In What is Lucene index, we mentioned that any raw data has to be modeled to a document which consist of fields.

This post will take a look at how to define fields in Solr schema.xml.

Schema

The schema in Solr is just like schema in relational database, the field is like column. But Solr's schema is much flexible than RDBMS. The documents can have different fields, they also can have same fields with different options.

Another difference is the documents in Solr is flat structure, means they can not have foreign keys or recursive structures.

Fields

Fields are similar to database table columns. Each field has a type which defined by fieldType element in schema.xml.

 
 
<fieldType name="string" class="solr.StrField" sortMissingLast="true" />
 
 

A type has at least a name and the implementing class. The name will be reference by field element's type attribute.

 
<field name="name" type="string" indexed="true" stored="true"/>
 

You can define almost any fields type you want, not like relation database that has fixed types to choose.

Each field can has options specified by attribute, the most common option is indexed and stored.

indexed: This field should be searchable or sortable, the value of this field will be analyzed and indexed.

If a field is not indexed, then it should be set to stored. Not indexed field only included in search result.

stored: Set to true indicate the field should be retrievable and eligible for inclusion in search results.

multiValued: true if this field may contain multiple values per document. For example, the author of a book, it may be there are more than one author. In relation database, define multiple column for same data is awkward.
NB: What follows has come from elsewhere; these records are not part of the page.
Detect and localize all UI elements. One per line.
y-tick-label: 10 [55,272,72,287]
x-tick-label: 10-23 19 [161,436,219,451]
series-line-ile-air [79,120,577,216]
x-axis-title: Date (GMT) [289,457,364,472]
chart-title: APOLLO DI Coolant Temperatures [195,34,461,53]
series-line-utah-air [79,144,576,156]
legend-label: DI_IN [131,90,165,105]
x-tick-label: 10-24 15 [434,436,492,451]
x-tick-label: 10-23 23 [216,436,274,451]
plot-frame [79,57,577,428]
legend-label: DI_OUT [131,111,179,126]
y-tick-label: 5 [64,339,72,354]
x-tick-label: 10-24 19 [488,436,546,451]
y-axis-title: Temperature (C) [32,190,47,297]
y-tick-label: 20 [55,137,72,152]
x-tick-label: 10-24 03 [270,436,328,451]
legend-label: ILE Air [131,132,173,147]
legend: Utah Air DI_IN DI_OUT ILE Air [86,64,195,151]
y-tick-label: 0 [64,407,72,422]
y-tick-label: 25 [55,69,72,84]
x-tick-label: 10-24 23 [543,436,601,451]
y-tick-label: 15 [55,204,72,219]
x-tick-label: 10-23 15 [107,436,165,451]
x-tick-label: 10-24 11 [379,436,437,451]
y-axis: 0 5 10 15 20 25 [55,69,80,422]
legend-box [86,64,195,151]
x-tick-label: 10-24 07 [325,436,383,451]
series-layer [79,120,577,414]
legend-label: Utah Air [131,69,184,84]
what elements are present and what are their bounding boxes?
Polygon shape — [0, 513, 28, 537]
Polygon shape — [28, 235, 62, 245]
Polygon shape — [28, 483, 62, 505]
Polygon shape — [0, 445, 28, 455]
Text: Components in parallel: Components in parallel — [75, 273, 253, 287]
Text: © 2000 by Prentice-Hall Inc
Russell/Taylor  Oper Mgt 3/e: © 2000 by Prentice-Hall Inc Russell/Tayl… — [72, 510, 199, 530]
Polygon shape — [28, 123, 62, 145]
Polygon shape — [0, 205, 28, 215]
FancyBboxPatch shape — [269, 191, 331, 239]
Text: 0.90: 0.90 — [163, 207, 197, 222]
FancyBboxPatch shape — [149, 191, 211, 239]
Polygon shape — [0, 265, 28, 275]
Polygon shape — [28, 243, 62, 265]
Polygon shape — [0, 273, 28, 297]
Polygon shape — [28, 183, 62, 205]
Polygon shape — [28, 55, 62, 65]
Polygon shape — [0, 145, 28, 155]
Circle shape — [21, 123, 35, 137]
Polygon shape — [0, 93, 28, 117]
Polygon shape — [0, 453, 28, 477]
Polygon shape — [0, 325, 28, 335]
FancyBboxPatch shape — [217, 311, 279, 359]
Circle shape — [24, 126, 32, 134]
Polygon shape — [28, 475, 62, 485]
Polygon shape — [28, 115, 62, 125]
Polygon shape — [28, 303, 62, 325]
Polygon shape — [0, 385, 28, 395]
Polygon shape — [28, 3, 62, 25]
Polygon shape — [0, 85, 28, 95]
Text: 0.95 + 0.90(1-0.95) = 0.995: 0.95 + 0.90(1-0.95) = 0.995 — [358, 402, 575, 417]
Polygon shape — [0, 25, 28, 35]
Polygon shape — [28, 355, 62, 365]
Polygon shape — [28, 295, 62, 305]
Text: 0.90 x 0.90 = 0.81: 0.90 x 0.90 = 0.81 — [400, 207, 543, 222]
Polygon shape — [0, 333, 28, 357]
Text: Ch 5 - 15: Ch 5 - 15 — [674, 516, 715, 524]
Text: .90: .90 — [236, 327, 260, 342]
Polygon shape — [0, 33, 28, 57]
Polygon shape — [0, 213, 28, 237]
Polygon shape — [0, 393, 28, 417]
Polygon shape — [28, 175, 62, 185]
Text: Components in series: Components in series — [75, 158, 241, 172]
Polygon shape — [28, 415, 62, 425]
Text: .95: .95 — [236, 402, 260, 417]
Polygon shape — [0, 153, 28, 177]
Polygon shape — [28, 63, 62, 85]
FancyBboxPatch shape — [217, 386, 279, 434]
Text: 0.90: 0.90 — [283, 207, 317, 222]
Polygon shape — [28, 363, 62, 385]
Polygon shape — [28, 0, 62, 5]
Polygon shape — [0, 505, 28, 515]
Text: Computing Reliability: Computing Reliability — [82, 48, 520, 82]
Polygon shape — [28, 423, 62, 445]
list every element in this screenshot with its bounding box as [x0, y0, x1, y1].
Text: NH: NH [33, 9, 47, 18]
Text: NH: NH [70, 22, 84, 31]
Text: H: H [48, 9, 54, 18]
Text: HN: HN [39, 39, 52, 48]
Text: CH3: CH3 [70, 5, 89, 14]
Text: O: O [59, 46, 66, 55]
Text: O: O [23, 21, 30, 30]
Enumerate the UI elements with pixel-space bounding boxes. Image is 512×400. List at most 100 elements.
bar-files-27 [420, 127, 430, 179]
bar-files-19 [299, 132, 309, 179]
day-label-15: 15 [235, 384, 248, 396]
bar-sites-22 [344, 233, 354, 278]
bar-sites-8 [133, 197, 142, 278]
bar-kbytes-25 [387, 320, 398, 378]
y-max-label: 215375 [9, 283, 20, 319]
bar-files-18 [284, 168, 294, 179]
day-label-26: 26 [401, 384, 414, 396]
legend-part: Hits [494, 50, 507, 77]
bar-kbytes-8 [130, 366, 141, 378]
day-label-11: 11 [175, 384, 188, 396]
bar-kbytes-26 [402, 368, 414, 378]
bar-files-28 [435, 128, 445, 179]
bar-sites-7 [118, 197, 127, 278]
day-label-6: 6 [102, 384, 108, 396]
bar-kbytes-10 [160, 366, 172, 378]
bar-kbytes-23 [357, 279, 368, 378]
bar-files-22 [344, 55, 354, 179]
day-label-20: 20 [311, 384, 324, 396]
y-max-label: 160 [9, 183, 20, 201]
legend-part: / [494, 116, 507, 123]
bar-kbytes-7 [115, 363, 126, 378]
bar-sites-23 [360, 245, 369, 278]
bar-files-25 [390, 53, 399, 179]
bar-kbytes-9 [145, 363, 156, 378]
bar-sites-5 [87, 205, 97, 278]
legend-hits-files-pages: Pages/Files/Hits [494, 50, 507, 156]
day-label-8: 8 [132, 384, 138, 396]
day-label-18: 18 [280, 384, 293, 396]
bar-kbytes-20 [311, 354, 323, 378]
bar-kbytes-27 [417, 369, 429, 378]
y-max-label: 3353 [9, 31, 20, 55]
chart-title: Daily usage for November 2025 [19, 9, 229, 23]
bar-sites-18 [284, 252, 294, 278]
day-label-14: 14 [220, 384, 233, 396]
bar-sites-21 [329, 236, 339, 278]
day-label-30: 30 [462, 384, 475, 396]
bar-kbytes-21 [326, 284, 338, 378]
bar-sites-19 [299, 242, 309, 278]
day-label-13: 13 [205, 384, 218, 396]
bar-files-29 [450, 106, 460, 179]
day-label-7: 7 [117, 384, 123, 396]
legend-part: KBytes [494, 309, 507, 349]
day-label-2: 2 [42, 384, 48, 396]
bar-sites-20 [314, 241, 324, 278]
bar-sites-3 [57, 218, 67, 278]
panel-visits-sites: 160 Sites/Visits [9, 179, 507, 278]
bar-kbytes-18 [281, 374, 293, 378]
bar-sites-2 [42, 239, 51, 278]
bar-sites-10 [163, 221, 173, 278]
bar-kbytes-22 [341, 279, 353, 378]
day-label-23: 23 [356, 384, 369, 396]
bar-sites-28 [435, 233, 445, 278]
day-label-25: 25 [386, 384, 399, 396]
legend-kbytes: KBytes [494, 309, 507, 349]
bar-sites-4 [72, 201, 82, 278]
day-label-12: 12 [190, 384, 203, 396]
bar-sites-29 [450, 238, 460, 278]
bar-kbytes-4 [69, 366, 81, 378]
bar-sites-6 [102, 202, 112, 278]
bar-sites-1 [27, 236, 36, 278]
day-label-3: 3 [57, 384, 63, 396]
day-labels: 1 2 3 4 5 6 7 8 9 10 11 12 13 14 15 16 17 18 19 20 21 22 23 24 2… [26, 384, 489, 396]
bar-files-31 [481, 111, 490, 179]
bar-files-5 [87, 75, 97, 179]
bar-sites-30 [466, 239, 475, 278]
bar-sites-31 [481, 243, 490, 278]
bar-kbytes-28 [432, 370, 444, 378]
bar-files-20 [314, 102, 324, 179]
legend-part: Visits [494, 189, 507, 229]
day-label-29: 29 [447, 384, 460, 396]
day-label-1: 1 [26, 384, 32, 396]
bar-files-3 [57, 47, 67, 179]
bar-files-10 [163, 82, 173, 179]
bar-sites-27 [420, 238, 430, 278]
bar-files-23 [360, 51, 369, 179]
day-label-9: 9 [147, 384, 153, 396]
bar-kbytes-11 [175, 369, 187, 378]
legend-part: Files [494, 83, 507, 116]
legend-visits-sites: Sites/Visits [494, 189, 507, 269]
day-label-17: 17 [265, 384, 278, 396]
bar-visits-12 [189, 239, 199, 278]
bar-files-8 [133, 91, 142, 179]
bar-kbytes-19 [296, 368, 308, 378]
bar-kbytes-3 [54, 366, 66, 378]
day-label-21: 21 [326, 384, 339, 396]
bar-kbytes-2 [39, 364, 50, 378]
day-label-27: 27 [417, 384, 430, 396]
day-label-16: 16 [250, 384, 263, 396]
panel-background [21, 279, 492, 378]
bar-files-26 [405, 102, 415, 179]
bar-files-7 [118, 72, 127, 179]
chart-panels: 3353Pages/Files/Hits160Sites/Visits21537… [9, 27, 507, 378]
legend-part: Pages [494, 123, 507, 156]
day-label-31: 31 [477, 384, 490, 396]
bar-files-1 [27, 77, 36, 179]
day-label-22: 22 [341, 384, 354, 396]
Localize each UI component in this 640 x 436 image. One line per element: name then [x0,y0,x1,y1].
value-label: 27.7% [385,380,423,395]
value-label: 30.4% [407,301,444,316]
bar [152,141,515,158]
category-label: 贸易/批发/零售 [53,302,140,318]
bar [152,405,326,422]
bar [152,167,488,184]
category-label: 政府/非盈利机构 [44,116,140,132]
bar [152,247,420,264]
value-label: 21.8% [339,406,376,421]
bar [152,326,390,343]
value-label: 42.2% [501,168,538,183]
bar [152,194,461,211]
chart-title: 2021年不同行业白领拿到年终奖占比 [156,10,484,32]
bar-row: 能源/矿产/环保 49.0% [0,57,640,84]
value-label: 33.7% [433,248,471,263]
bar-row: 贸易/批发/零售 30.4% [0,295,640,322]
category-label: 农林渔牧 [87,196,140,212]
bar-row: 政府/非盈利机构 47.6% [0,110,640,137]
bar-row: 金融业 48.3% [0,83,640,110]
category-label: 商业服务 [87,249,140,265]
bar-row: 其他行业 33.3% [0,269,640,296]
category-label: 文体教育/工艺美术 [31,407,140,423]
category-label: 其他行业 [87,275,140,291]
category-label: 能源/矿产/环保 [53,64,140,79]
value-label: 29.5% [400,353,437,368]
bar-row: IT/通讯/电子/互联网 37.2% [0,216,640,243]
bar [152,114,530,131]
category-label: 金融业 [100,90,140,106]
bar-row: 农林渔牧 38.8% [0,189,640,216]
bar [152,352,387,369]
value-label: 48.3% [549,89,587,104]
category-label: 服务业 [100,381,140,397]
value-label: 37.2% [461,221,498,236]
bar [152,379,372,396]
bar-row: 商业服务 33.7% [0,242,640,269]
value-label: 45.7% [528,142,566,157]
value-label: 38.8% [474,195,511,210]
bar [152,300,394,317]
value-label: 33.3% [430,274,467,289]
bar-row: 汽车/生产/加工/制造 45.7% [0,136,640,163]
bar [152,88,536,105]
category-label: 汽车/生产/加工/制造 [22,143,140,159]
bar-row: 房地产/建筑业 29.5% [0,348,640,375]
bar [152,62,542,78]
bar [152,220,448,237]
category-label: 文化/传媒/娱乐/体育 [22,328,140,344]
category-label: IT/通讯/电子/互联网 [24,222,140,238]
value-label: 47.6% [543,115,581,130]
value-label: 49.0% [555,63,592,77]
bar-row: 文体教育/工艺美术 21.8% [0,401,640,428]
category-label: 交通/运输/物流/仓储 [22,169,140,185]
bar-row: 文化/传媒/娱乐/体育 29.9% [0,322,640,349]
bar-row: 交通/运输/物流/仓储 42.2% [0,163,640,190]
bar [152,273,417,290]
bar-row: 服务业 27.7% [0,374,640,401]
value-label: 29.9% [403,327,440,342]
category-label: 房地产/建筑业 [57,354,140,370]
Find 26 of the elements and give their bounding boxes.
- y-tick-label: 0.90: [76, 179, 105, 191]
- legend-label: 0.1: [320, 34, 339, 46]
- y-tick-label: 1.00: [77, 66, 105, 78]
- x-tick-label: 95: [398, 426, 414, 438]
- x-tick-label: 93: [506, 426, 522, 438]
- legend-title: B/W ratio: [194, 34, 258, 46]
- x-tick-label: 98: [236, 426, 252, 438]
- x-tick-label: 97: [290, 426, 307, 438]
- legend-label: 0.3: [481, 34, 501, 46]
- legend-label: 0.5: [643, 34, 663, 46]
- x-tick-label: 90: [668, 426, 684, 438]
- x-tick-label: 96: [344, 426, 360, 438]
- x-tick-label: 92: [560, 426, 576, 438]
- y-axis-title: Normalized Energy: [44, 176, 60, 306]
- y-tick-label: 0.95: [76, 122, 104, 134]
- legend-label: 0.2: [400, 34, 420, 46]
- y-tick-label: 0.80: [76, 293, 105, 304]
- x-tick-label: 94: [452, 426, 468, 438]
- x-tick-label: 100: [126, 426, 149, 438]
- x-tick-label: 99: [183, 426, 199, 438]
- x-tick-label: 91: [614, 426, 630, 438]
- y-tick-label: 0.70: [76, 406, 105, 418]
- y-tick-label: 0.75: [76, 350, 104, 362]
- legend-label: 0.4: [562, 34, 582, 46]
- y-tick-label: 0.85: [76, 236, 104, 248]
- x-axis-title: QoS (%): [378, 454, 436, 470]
But in Solr is encouraged.

The schema.xml of example in Solr release has details description about fields options.

 
F:\setup\jar\solr-4.2.1\example\solr\collection1\conf\schema.xml
 

More examples:

 
   <field name="id" type="string" indexed="true" stored="true" required="true" multiValued="false" /> 
   <field name="sku" type="text_en_splitting_tight" indexed="true" stored="true" omitNorms="true"/>
   <field name="name" type="text_general" indexed="true" stored="true"/>
   <field name="manu" type="text_general" indexed="true" stored="true" omitNorms="true"/>
   <field name="cat" type="string" indexed="true" stored="true" multiValued="true"/>
   <field name="features" type="text_general" indexed="true" stored="true" multiValued="true"/>
   <field name="includes" type="text_general" indexed="true" stored="true" termVectors="true" termPositions="true" termOffsets="true" />
 
   <field name="weight" type="float" indexed="true" stored="true"/>
   <field name="price"  type="float" indexed="true" stored="true"/>
   <field name="popularity" type="int" indexed="true" stored="true" />
   <field name="inStock" type="boolean" indexed="true" stored="true" />
 
   <field name="store" type="location" indexed="true" stored="true"/>
 

More field type examples:

 
 
    <fieldType name="random" class="solr.RandomSortField" indexed="true" />
 
 
    <fieldType name="text_ws" class="solr.TextField" positionIncrementGap="100">
      <analyzer>
        <tokenizer class="solr.WhitespaceTokenizerFactory"/>
      </analyzer>
    </fieldType>
 
 
    <fieldType name="text_general" class="solr.TextField" positionIncrementGap="100">
      <analyzer type="index">
        <tokenizer class="solr.StandardTokenizerFactory"/>
        <filter class="solr.StopFilterFactory" ignoreCase="true" words="stopwords.txt" enablePositionIncrements="true" />
 
        <filter class="solr.LowerCaseFilterFactory"/>
      </analyzer>
      <analyzer type="query">
        <tokenizer class="solr.StandardTokenizerFactory"/>
        <filter class="solr.StopFilterFactory" ignoreCase="true" words="stopwords.txt" enablePositionIncrements="true" />
        <filter class="solr.SynonymFilterFactory" synonyms="synonyms.txt" ignoreCase="true" expand="true"/>
        <filter class="solr.LowerCaseFilterFactory"/>
      </analyzer>
    </fieldType>
 
 

Dynamic fields

This is a even flexible feature compared to relation database.

 
<dynamicField name="*_dt" type="date" indexed="true"  stored="true"/>
 

If the document contains a field don't match any field definition, then it will lookup dynamic fields, if the name ends with _dt, it is considered a valid field.